The final battle of Brexit now looms, and JOHN KAMPFNER says the prime minister will enter it seriously weakened.
One of those adages you are taught in leadership colleges is that when the flak is flying at you, you march straight towards it. Boris Johnson, it seems, is doing just that. Is it the result of too many Eton Wall games, a courage borne of privilege and supreme self-confidence? Is it because that’s all he has left, all he knows? Or is it the result of a set of principles in which he has been long imbued?
It is easier to answer these three rhetorical questions (‘yes’ to numbers one and two) than it is to predict the fate of our once-great nation. One could not have imagined a verdict of the 11 women and men of the Supreme Court that could have been more devastating. It was unanimous. It was legally clear. It was linguistically chilling and under-stated. It didn’t need to say that he lied. Everyone knows he did.
Yet the prime minister’s first instinct when informed of the news while in New York was to bluster on. No regrets. No apology.
The UK, he insisted, is still set to leave the EU on October 31. Come. What. Bloody. Well. May. He paid lip service to the independence of the judiciary and separation of powers but extended the ‘people vs politicians’ mantra to include the courts as the other enemy seeking to subvert the popular will on Brexit.

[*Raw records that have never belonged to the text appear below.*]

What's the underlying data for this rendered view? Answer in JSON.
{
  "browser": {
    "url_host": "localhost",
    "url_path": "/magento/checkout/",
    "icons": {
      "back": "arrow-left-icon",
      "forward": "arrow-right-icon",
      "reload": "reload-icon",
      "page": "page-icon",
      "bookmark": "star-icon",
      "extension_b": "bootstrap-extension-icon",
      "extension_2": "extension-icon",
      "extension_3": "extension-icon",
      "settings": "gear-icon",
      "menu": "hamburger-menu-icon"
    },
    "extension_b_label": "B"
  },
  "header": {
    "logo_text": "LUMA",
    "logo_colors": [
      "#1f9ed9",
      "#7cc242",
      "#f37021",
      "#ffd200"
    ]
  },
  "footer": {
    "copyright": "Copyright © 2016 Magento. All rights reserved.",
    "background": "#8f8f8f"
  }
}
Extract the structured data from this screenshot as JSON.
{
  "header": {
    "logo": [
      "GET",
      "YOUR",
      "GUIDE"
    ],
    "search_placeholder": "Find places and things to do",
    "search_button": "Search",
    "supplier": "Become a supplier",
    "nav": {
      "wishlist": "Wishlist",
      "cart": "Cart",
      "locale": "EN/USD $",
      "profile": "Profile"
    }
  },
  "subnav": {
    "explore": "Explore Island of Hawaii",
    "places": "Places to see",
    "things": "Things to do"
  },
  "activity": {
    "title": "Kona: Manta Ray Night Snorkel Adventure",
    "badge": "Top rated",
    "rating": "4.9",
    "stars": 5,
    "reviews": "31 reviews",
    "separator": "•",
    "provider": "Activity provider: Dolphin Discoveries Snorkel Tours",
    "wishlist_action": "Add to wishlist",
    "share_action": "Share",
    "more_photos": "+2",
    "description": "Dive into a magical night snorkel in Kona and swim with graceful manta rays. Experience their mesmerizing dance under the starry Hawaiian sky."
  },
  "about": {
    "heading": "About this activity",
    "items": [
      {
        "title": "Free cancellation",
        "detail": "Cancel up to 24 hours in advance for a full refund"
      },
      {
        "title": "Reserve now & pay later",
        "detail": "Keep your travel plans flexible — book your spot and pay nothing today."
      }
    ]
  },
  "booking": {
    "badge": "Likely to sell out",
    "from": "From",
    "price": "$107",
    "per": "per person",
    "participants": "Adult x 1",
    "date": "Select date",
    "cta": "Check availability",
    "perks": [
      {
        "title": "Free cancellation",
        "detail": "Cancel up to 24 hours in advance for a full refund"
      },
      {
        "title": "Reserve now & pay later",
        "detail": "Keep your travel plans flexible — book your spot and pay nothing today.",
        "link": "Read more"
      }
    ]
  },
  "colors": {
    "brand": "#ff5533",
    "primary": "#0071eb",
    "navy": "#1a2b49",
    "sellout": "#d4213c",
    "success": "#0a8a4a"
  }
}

He forgot to remember that his lawyers had previously insisted that Europe had nothing to do with the decision to prorogue parliament.
All through his life, all through his career, Johnson has winged it. I remember starting my career with him at the Telegraph. From the get-go he was lying, inventing stories about straight bananas. He was sacked twice by newspapers.
He was sacked from the front bench. He has had multiple affairs and fathered multiple children and carried on regardless. He knows no other way. Because almost all of the time he has got away with it.
As mayor of London he briefly became the darling of the metropolitan left. The pay-as-you-go bicycle service was even known as ‘Boris Bikes’, even though he had merely taken them on from his predecessor, Ken Livingstone. Amazing though it is to recall, but there was a time when some people thought that he was good for the capital city.
Now questions are being asked about various mayoralty hand-outs, including one to the Californian entrepreneur, Jennifer Arcuri. The London Assembly has formally tabled questions. It will be interesting to see if the Whitehall civil service now acquires a little spine or just goes through the motions in its investigations.
As a would-be biographer of Churchill (it wasn’t bad in places, but the attempted cross-referencing at himself with the war leader was laughable), Johnson has at least a smattering of historical knowledge.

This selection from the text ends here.